Il convient de souligner que le normalisateur n’interdit pas cette attention portée au fond, plutôt qu’à la méthodologie pure. Ainsi de la norme IDWS en Allemagne qui, en rejetant toute forme de prime de risque spécifique dans le taux d’actualisation, impose aux évaluateurs de se concentrer sur les flux et eux-mêmes. Si nous ne pensons pas qu’interdire la prime de risque spécifique, voir même la méthode fondée sur les multiples de sociétés comparables, soit pertinente, il est intéressant d’observer que les autorités régulatrices elles-mêmes, si elles souhaitent contraindre les options méthodologiques, n’hésitent pas à rappeler l’évaluateur à son rôle premier.

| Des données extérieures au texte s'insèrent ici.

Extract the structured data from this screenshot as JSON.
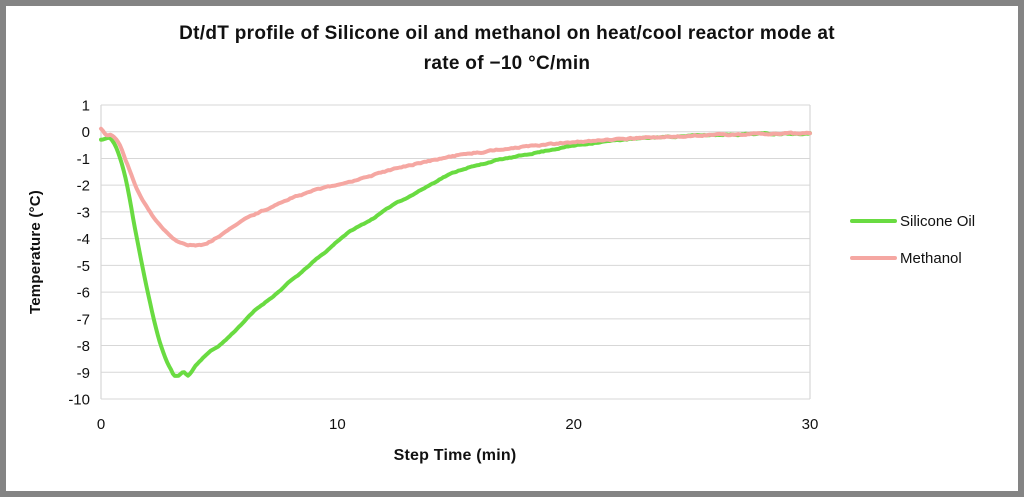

L’évaluation, qu’elle soit un art ou une science, n’est certainement pas une pratique isolée, et s’inscrit donc dans une démarche globale d’évaluation de la chaine de valeur, d’un marché pour prendre en compte l’intégralité des informations disponibles. Se prononcer sur le futur, par nature incertain, n’offre pas de protection. L’évaluation doit donc s’appuyer tant sur les outils et méthodologies éprouvées que sur le bon sens économique pour apprécier les multiples composantes financières, stratégiques et opérationnelles – surtout en temps d’incertitude.